As some of you have cleverly worked out, this blog also serves as my own private electronic journal. It is always easier for me to type than to write by hand and dashing off a blog post is as easy, if not easier, than creating a Word document. Plus, WordPress, automatically takes care of archival etc. These WordPress blogs are magic. So convenient. Thanks to this blog I now have, electronically searchable, preserved ‘forever’, log of my activities. If I want to know what I was up to on June 23, 2014 I first check this blog. Even if I had done a post about everything I might have done that day, the encoding I have, jogs my memory. Aaah.

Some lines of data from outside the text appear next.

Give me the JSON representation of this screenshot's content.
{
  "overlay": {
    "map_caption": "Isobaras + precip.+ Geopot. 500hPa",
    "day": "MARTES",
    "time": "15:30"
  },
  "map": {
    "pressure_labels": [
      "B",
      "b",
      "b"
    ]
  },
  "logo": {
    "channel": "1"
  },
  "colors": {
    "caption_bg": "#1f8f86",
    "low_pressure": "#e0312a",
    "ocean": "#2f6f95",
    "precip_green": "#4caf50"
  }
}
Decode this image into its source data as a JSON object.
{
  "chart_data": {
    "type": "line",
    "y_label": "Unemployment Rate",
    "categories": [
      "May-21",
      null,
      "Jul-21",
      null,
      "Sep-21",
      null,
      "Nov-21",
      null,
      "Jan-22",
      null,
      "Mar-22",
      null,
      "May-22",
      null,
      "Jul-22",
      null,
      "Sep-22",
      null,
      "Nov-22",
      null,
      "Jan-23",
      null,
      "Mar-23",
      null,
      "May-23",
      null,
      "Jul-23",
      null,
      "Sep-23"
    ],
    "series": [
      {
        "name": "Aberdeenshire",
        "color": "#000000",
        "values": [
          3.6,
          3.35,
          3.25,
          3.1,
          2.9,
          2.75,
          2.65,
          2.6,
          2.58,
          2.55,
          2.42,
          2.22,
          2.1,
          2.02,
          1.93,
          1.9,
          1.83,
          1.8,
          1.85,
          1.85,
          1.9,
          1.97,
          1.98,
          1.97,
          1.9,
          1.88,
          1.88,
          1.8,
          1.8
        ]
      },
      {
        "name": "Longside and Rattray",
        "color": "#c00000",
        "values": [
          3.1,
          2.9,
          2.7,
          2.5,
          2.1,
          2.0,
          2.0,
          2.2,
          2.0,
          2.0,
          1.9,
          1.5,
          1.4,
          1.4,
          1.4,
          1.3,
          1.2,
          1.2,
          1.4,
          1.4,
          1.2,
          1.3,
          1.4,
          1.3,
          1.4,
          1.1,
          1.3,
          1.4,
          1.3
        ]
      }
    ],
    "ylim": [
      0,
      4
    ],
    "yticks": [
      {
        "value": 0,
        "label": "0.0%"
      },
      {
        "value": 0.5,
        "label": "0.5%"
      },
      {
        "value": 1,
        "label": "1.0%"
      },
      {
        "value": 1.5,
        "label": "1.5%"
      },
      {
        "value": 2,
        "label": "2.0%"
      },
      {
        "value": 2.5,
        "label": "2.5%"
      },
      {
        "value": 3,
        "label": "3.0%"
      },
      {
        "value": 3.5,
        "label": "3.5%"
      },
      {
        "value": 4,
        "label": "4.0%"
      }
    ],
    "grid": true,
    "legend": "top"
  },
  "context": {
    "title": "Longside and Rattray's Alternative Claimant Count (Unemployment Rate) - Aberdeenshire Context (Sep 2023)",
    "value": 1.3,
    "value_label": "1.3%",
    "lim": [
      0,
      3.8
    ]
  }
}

As I wrote 11 days ago I created a ‘Documents’ page for my new and still incomplete ‘guruge.com‘ Website. That was sobering. Next week is my 61st birthday. So it was time to take stock of what little I have managed to achieve in life, other than the 4 lovely kids: 21 published books (readily available on Amazon, with another done and awaiting proofing and yet another half written in my head), 3 or 4 (maybe 5) other books (on Amazon) with my name on the cover, 370+ publications and now 1,000,000 hits. I could, of course, have and should have done better. But, I think — maybe I should say, I hope — that this puts me in the 51 percentile of the world population in terms of actual words published and SEEN by folks. I really should do better. So, I am going to end this post, because I really, really, really must work on the books.
Thanks for the support. It is much appreciated. Keep on trucking.